Rosapinta era stato arrestato agli inizi dello scorso mese di novembre dai Carabinieri della Stazione di Ortigia, nel corso di un controllo che aveva portato al rinvenimento di una pistola detenuta illegalmente, circostanza aggravata dalla violazione delle stringenti prescrizioni imposte dalla sorveglianza speciale cui l’uomo era sottoposto proprio in virtù dei suoi precedenti penali.
Un quadro giudiziario già compromesso, dunque, che aveva indotto l’autorità giudiziaria, in sede di prima valutazione, a disporre la misura più severa della detenzione in carcere, ritenendo sussistenti le esigenze cautelari legate alla pericolosità sociale del soggetto e al rischio di reiterazione dei reati.

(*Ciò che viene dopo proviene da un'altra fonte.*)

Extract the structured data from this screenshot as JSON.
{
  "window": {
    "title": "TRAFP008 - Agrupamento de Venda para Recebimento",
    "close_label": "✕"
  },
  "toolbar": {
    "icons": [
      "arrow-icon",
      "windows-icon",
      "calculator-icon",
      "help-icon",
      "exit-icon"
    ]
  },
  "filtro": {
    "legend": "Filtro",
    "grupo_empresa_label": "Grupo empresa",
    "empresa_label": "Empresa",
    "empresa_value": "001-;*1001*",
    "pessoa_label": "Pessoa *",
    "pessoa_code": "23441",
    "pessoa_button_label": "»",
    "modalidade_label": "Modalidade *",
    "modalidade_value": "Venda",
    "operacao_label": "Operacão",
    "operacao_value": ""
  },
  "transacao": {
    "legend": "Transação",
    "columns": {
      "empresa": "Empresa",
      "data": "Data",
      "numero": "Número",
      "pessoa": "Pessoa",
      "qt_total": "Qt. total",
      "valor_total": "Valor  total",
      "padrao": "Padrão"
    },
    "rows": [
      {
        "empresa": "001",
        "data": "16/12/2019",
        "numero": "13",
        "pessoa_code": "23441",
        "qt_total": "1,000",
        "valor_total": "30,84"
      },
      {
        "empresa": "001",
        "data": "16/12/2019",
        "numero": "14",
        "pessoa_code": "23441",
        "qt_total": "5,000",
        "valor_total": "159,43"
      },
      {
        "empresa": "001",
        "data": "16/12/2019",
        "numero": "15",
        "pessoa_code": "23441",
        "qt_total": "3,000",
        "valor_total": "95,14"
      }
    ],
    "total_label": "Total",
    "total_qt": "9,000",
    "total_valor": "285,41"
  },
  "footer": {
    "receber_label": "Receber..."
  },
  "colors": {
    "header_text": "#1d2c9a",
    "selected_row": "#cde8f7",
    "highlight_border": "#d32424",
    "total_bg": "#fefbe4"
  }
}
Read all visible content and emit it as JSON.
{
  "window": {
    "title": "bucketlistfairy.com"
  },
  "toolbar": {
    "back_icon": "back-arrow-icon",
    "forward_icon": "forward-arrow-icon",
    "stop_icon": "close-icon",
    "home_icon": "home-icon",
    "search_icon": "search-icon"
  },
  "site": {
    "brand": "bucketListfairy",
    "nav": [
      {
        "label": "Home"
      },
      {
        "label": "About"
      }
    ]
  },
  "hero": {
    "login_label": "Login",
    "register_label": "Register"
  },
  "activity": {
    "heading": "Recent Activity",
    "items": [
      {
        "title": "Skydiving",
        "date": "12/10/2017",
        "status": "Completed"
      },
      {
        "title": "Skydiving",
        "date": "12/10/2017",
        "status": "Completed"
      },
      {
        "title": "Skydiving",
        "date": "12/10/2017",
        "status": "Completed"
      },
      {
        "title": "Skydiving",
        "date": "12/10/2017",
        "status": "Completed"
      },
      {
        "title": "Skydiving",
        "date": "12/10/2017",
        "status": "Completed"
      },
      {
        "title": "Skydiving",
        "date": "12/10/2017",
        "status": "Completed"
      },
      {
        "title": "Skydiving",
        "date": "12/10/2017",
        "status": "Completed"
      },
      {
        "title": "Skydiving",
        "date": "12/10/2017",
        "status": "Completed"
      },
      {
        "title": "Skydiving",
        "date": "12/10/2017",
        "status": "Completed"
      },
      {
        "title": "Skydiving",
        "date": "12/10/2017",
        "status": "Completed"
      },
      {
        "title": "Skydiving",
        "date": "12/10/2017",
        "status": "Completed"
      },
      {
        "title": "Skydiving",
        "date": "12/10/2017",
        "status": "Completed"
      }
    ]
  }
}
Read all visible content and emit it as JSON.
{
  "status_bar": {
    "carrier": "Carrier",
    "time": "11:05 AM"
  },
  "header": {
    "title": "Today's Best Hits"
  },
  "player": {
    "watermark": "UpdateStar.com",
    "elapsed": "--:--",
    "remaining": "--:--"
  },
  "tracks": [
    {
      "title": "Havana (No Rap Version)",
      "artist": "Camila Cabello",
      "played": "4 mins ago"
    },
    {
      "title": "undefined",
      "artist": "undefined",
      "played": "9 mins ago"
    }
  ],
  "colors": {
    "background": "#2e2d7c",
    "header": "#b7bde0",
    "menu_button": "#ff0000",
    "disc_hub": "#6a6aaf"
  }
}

All’udienza di convalida dell’arresto, celebrata davanti al Gip Piccione, Mirko Rosapinta, assistito dall’avvocato Junio Celesti, aveva visto confermare l’arresto e la permanenza in carcere. Solo successivamente, alla luce dell’orientamento processuale espresso dalla difesa e della richiesta di patteggiamento, il giudice ha ritenuto di poter rimodulare la misura cautelare, disponendo il trasferimento dell’indagato presso il proprio domicilio, dove resterà sottoposto a rigidi controlli.
Resta ora da attendere l’esito dell’iter giudiziario, che dovrà stabilire in via definitiva le responsabilità penali e la pena da applicare in relazione ai gravi reati contestati.